Weil Krankheit zu den wichtigsten Beschäftigungshindernissen zählt, hat der Gesetzgeber mit Wirkung zum 01.05.2004 den § 84 Abs. 2 SGB IX neu gefasst:
Ist ein Beschäftigter innerhalb eines Jahres mehr als sechs Wochen ununterbrochen oder wiederholt arbeitsunfähig, hat der Arbeitgeber ein Verfahren durchzuführen, das im Gesetz als “Betriebliches Eingliederungsmanagement” (BEM) bezeichnet wird.
Danach muss der Arbeitgeber erklären, “wie die Arbeitsunfähigkeit möglichst überwunden werden und mit welchen Leistungen oder Hilfen erneuter Arbeitsunfähigkeit vorgebeugt und der Arbeitsplatz erhalten werden kann”.

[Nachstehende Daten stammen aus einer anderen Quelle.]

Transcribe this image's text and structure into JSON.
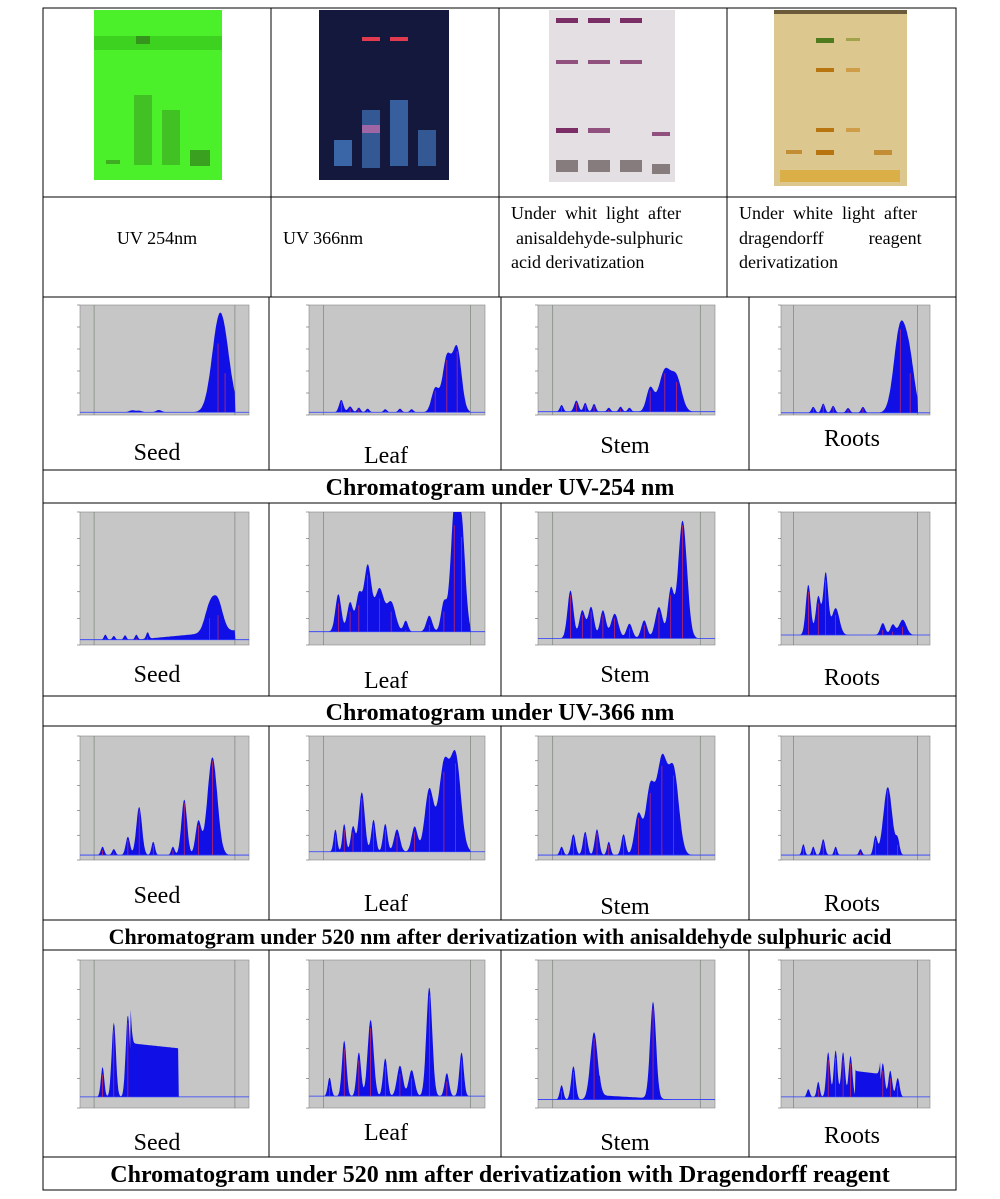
{
  "top_row": {
    "plates": [
      {
        "name": "plate-uv254",
        "caption": "UV 254nm",
        "bg": "#4cf02a",
        "band_color": "#2f6a1a"
      },
      {
        "name": "plate-uv366",
        "caption": "UV 366nm",
        "bg": "#14183c",
        "band_color": "#5aa6ff"
      },
      {
        "name": "plate-anisaldehyde",
        "caption_lines": [
          "Under  whit  light  after",
          "anisaldehyde-sulphuric",
          "acid derivatization"
        ],
        "bg": "#e4dfe2",
        "band_color": "#7b2d66"
      },
      {
        "name": "plate-dragendorff",
        "caption_lines": [
          "Under  white  light  after",
          "dragendorff          reagent",
          "derivatization"
        ],
        "bg": "#dcc88e",
        "band_color": "#b8740f"
      }
    ]
  },
  "sections": [
    {
      "name": "uv254",
      "heading": "Chromatogram under UV-254 nm"
    },
    {
      "name": "uv366",
      "heading": "Chromatogram under UV-366 nm"
    },
    {
      "name": "anisaldehyde",
      "heading": "Chromatogram under 520 nm after derivatization with anisaldehyde sulphuric acid"
    },
    {
      "name": "dragendorff",
      "heading": "Chromatogram under 520 nm after derivatization with Dragendorff reagent"
    }
  ],
  "chart_data": [
    {
      "type": "area",
      "section": "uv254",
      "panel_label": "Seed",
      "rf_range": [
        -0.1,
        1.1
      ],
      "ylim": [
        0,
        1000
      ],
      "peaks": [
        [
          0.27,
          25,
          0.02
        ],
        [
          0.32,
          22,
          0.02
        ],
        [
          0.46,
          28,
          0.02
        ],
        [
          0.88,
          650,
          0.05
        ],
        [
          0.93,
          380,
          0.05
        ]
      ],
      "baseline": 25
    },
    {
      "type": "area",
      "section": "uv254",
      "panel_label": "Leaf",
      "rf_range": [
        -0.1,
        1.1
      ],
      "ylim": [
        0,
        1000
      ],
      "peaks": [
        [
          0.12,
          120,
          0.015
        ],
        [
          0.18,
          60,
          0.015
        ],
        [
          0.24,
          50,
          0.012
        ],
        [
          0.3,
          40,
          0.012
        ],
        [
          0.42,
          35,
          0.012
        ],
        [
          0.52,
          40,
          0.012
        ],
        [
          0.6,
          35,
          0.012
        ],
        [
          0.76,
          220,
          0.025
        ],
        [
          0.84,
          500,
          0.03
        ],
        [
          0.91,
          580,
          0.03
        ]
      ],
      "baseline": 25
    },
    {
      "type": "area",
      "section": "uv254",
      "panel_label": "Stem",
      "rf_range": [
        -0.1,
        1.1
      ],
      "ylim": [
        0,
        1000
      ],
      "peaks": [
        [
          0.06,
          70,
          0.012
        ],
        [
          0.16,
          110,
          0.015
        ],
        [
          0.22,
          90,
          0.012
        ],
        [
          0.28,
          80,
          0.012
        ],
        [
          0.38,
          45,
          0.012
        ],
        [
          0.46,
          55,
          0.012
        ],
        [
          0.52,
          45,
          0.012
        ],
        [
          0.66,
          220,
          0.025
        ],
        [
          0.76,
          380,
          0.04
        ],
        [
          0.84,
          300,
          0.035
        ]
      ],
      "baseline": 30
    },
    {
      "type": "area",
      "section": "uv254",
      "panel_label": "Roots",
      "rf_range": [
        -0.1,
        1.1
      ],
      "ylim": [
        0,
        1000
      ],
      "peaks": [
        [
          0.16,
          60,
          0.015
        ],
        [
          0.24,
          90,
          0.015
        ],
        [
          0.32,
          70,
          0.015
        ],
        [
          0.44,
          50,
          0.015
        ],
        [
          0.56,
          60,
          0.015
        ],
        [
          0.86,
          780,
          0.05
        ],
        [
          0.94,
          380,
          0.04
        ]
      ],
      "baseline": 20
    },
    {
      "type": "area",
      "section": "uv366",
      "panel_label": "Seed",
      "rf_range": [
        -0.1,
        1.1
      ],
      "ylim": [
        0,
        200
      ],
      "peaks": [
        [
          0.08,
          10,
          0.01
        ],
        [
          0.14,
          8,
          0.01
        ],
        [
          0.22,
          9,
          0.01
        ],
        [
          0.3,
          10,
          0.01
        ],
        [
          0.38,
          12,
          0.01
        ],
        [
          0.82,
          40,
          0.035
        ],
        [
          0.88,
          45,
          0.035
        ]
      ],
      "baseline": 8,
      "rising_baseline": true
    },
    {
      "type": "area",
      "section": "uv366",
      "panel_label": "Leaf",
      "rf_range": [
        -0.1,
        1.1
      ],
      "ylim": [
        0,
        800
      ],
      "peaks": [
        [
          0.1,
          250,
          0.02
        ],
        [
          0.18,
          200,
          0.02
        ],
        [
          0.24,
          240,
          0.02
        ],
        [
          0.3,
          420,
          0.025
        ],
        [
          0.38,
          280,
          0.03
        ],
        [
          0.46,
          200,
          0.03
        ],
        [
          0.56,
          90,
          0.015
        ],
        [
          0.72,
          120,
          0.02
        ],
        [
          0.82,
          200,
          0.02
        ],
        [
          0.89,
          720,
          0.025
        ],
        [
          0.94,
          650,
          0.025
        ]
      ],
      "baseline": 80
    },
    {
      "type": "area",
      "section": "uv366",
      "panel_label": "Stem",
      "rf_range": [
        -0.1,
        1.1
      ],
      "ylim": [
        0,
        800
      ],
      "peaks": [
        [
          0.12,
          300,
          0.02
        ],
        [
          0.2,
          180,
          0.02
        ],
        [
          0.26,
          200,
          0.02
        ],
        [
          0.34,
          180,
          0.02
        ],
        [
          0.42,
          160,
          0.025
        ],
        [
          0.52,
          100,
          0.02
        ],
        [
          0.62,
          120,
          0.02
        ],
        [
          0.72,
          200,
          0.025
        ],
        [
          0.8,
          300,
          0.02
        ],
        [
          0.88,
          720,
          0.03
        ]
      ],
      "baseline": 40
    },
    {
      "type": "area",
      "section": "uv366",
      "panel_label": "Roots",
      "rf_range": [
        -0.1,
        1.1
      ],
      "ylim": [
        0,
        800
      ],
      "peaks": [
        [
          0.12,
          320,
          0.02
        ],
        [
          0.2,
          250,
          0.02
        ],
        [
          0.26,
          390,
          0.02
        ],
        [
          0.34,
          180,
          0.03
        ],
        [
          0.72,
          90,
          0.02
        ],
        [
          0.8,
          80,
          0.02
        ],
        [
          0.88,
          110,
          0.03
        ]
      ],
      "baseline": 60
    },
    {
      "type": "area",
      "section": "anisaldehyde",
      "panel_label": "Seed",
      "rf_range": [
        -0.1,
        1.1
      ],
      "ylim": [
        0,
        500
      ],
      "peaks": [
        [
          0.06,
          40,
          0.012
        ],
        [
          0.14,
          30,
          0.012
        ],
        [
          0.24,
          80,
          0.015
        ],
        [
          0.32,
          200,
          0.02
        ],
        [
          0.42,
          60,
          0.012
        ],
        [
          0.56,
          40,
          0.012
        ],
        [
          0.64,
          230,
          0.02
        ],
        [
          0.74,
          140,
          0.02
        ],
        [
          0.84,
          400,
          0.035
        ]
      ],
      "baseline": 20
    },
    {
      "type": "area",
      "section": "anisaldehyde",
      "panel_label": "Leaf",
      "rf_range": [
        -0.1,
        1.1
      ],
      "ylim": [
        0,
        900
      ],
      "peaks": [
        [
          0.08,
          180,
          0.012
        ],
        [
          0.14,
          220,
          0.012
        ],
        [
          0.2,
          200,
          0.015
        ],
        [
          0.26,
          450,
          0.02
        ],
        [
          0.34,
          250,
          0.015
        ],
        [
          0.42,
          220,
          0.015
        ],
        [
          0.5,
          180,
          0.02
        ],
        [
          0.62,
          200,
          0.02
        ],
        [
          0.72,
          470,
          0.03
        ],
        [
          0.82,
          640,
          0.035
        ],
        [
          0.9,
          700,
          0.035
        ]
      ],
      "baseline": 60
    },
    {
      "type": "area",
      "section": "anisaldehyde",
      "panel_label": "Stem",
      "rf_range": [
        -0.1,
        1.1
      ],
      "ylim": [
        0,
        500
      ],
      "peaks": [
        [
          0.06,
          40,
          0.012
        ],
        [
          0.14,
          90,
          0.015
        ],
        [
          0.22,
          100,
          0.015
        ],
        [
          0.3,
          110,
          0.015
        ],
        [
          0.38,
          60,
          0.012
        ],
        [
          0.48,
          90,
          0.015
        ],
        [
          0.58,
          170,
          0.025
        ],
        [
          0.66,
          270,
          0.03
        ],
        [
          0.74,
          380,
          0.035
        ],
        [
          0.82,
          340,
          0.035
        ]
      ],
      "baseline": 20
    },
    {
      "type": "area",
      "section": "anisaldehyde",
      "panel_label": "Roots",
      "rf_range": [
        -0.1,
        1.1
      ],
      "ylim": [
        0,
        500
      ],
      "peaks": [
        [
          0.08,
          50,
          0.012
        ],
        [
          0.16,
          40,
          0.012
        ],
        [
          0.24,
          70,
          0.015
        ],
        [
          0.34,
          40,
          0.012
        ],
        [
          0.54,
          30,
          0.012
        ],
        [
          0.66,
          80,
          0.015
        ],
        [
          0.76,
          280,
          0.035
        ],
        [
          0.84,
          60,
          0.015
        ]
      ],
      "baseline": 20
    },
    {
      "type": "area",
      "section": "dragendorff",
      "panel_label": "Seed",
      "rf_range": [
        -0.1,
        1.1
      ],
      "ylim": [
        0,
        400
      ],
      "peaks": [
        [
          0.06,
          90,
          0.012
        ],
        [
          0.14,
          210,
          0.015
        ],
        [
          0.24,
          230,
          0.015
        ]
      ],
      "baseline": 30,
      "plateau": [
        0.26,
        0.6,
        175
      ]
    },
    {
      "type": "area",
      "section": "dragendorff",
      "panel_label": "Leaf",
      "rf_range": [
        -0.1,
        1.1
      ],
      "ylim": [
        0,
        1000
      ],
      "peaks": [
        [
          0.04,
          150,
          0.012
        ],
        [
          0.14,
          400,
          0.015
        ],
        [
          0.24,
          320,
          0.015
        ],
        [
          0.32,
          540,
          0.02
        ],
        [
          0.42,
          280,
          0.015
        ],
        [
          0.52,
          230,
          0.02
        ],
        [
          0.6,
          200,
          0.02
        ],
        [
          0.72,
          760,
          0.02
        ],
        [
          0.84,
          180,
          0.015
        ],
        [
          0.94,
          320,
          0.015
        ]
      ],
      "baseline": 80
    },
    {
      "type": "area",
      "section": "dragendorff",
      "panel_label": "Stem",
      "rf_range": [
        -0.1,
        1.1
      ],
      "ylim": [
        0,
        700
      ],
      "peaks": [
        [
          0.06,
          80,
          0.012
        ],
        [
          0.14,
          170,
          0.015
        ],
        [
          0.28,
          330,
          0.025
        ],
        [
          0.68,
          470,
          0.02
        ]
      ],
      "baseline": 40,
      "plateau": [
        0.32,
        0.9,
        60
      ]
    },
    {
      "type": "area",
      "section": "dragendorff",
      "panel_label": "Roots",
      "rf_range": [
        -0.1,
        1.1
      ],
      "ylim": [
        0,
        400
      ],
      "peaks": [
        [
          0.12,
          30,
          0.012
        ],
        [
          0.2,
          50,
          0.012
        ],
        [
          0.28,
          130,
          0.015
        ],
        [
          0.34,
          135,
          0.015
        ],
        [
          0.4,
          130,
          0.015
        ],
        [
          0.46,
          120,
          0.015
        ],
        [
          0.72,
          100,
          0.015
        ],
        [
          0.78,
          80,
          0.015
        ],
        [
          0.84,
          60,
          0.015
        ]
      ],
      "baseline": 30,
      "plateau": [
        0.5,
        0.7,
        100
      ]
    }
  ]
}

Das Landesarbeitsgericht (LAG) Berlin hat in einer Entscheidung vom 27.10.2005 (Az.: 10 Sa 783/05) u. a. festgestellt:
– Durch das BEM nach § 84 Abs. 2 SGB IX wird “für den Fall der krankheitsbedingten Kündigung das dem Kündigungsrecht ohnehin inne wohnende ultima-ratio-Prinzip verstärkend konkretisiert. Die in dieser Vorschrift genannten Maßnahmen geben dem Arbeitgeber mithin dasjenige Maß an Prüfung vor, dass er zur Verhinderung der krankheitsbedingten Kündigung in den genannten Fällen zur Geltung bringen muss.
Im Ergebnis werden damit die Anforderungen an die Darlegungs- und Beweislast des Arbeitgebers in Kündigungsschutzverfahren erhöht. Der Arbeitgeber muss substantiiert darlegen, dass trotz fachkundiger Überprüfung und Beratung des Falles durch die in § 84 Abs. 2 SGB IX genannten Stellen (z. B. Betriebs- und Personalrat, Schwerbehindertenvertretung, ggf. Werks- oder Betriebsarzt) die Kündigung unvermeidbar ist. Gelingt dem Arbeitgeber dies nicht, scheitert die Wirksamkeit der Kündigung schon an der unzureichenden Darlegung des Kündigungsgrundes. Der Arbeitgeber kann sich auch nicht darauf zurückziehen, hiervon keine Kenntnis zu haben. Das Bundesarbeitsgericht (BAG) hat in einer neueren Entscheidung (04.10.2005, Az.: 9 AZR 632/04) unter Bezugnahme auf das Präventionsverfahren für schwerbehinderte Menschen nach § 84 Abs. 1 SGB IX – also einem ähnlich gelagerten Fall – eindeutig festgestellt, dass sich der Arbeitgeber nicht auf Unwissenheit berufen kann.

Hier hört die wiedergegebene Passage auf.